Some may need to relocate by up to 174 miles if they want to keep their jobs, the National Audit Office (NAO) said.
The changes are part of long-term plans by HMRC to replace 170 offices across the UK with 13 large regional centres. HMRC said the plan would eventually save the taxpayer £83m a year, and help it provide a better service.
Nevertheless the NAO said that the tax authority had already recognised that its original plans were unrealistic, and HMRC was considering changing them.
“The changes HMRC is considering will inevitably increase uncertainty among some of its employees, and have the potential to harm its relationship with them,” the NAO report said.
The cost of the new buildings involved had also escalated by £600m since the plan was first proposed in 2015, the report said.

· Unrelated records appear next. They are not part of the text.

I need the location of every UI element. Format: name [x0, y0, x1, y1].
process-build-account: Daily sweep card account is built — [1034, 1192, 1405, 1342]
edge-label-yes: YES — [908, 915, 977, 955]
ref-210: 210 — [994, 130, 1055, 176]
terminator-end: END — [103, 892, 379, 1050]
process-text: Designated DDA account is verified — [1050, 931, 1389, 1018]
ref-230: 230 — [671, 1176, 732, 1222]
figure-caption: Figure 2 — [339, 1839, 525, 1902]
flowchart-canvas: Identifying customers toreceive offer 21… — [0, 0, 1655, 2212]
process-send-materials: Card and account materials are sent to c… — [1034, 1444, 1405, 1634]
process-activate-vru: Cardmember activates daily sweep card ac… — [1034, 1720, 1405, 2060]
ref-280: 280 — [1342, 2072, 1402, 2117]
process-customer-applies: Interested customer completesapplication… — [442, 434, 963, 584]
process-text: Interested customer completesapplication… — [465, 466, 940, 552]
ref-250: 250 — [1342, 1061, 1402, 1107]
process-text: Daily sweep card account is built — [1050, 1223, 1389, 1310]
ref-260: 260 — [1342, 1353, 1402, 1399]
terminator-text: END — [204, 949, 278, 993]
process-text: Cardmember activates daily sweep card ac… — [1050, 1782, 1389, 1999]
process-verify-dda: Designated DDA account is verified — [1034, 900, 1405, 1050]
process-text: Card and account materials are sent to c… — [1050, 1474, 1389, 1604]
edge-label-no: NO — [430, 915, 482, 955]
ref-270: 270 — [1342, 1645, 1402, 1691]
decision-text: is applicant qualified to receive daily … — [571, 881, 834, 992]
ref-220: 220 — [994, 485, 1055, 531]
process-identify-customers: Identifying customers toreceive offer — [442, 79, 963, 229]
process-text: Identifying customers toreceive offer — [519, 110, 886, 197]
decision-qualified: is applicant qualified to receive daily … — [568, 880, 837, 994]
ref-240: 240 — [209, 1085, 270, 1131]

In the most extreme case, staff from an office in Redruth, Cornwall, will be invited to move 174 miles to a new office in Bristol.
Workers from Aberdeen and Dundee will be relocated to Edinburgh, a distance of up to 127 miles.
And a big new office in Croydon, Surrey will see staff being moved from as far away as Norwich, more than 130 miles away.
However the average move will be just 18 miles, the NAO said.
trade union has already warned about the closures
As a result of the disruption, HMRC expects that around 5,000 staff who are unwilling to relocate will leave their jobs. The NAO said that could at first affect the ability of staff to do their jobs properly.
“Staff that will be recruited at the new regional centres may have lower initial performance, and may take time to reach the productivity levels of more experienced staff,” the report said.
The Public and Commercial Services (PCS) trade union, which represents the affected staff, has already said that it is worried that the cuts could harm HMRC’s ability to collect tax.
“With costs rising, and the cracks beginning to show, it is now imperative that HMRC halts these plans and allows MPs and the public to have their say,” said Mark Serwotka, the PCS general secretary.
But HMRC said the changes would deliver better value.
“Our 13 new regional centres are an essential part of our work to modernise HMRC and provide an even better service for our customers,” an HMRC spokesperson said.
“This will deliver annual savings to the taxpayer of £83 million from 2025-26 and will mean modern and cost-effective buildings with the latest technology and more training opportunities for staff.”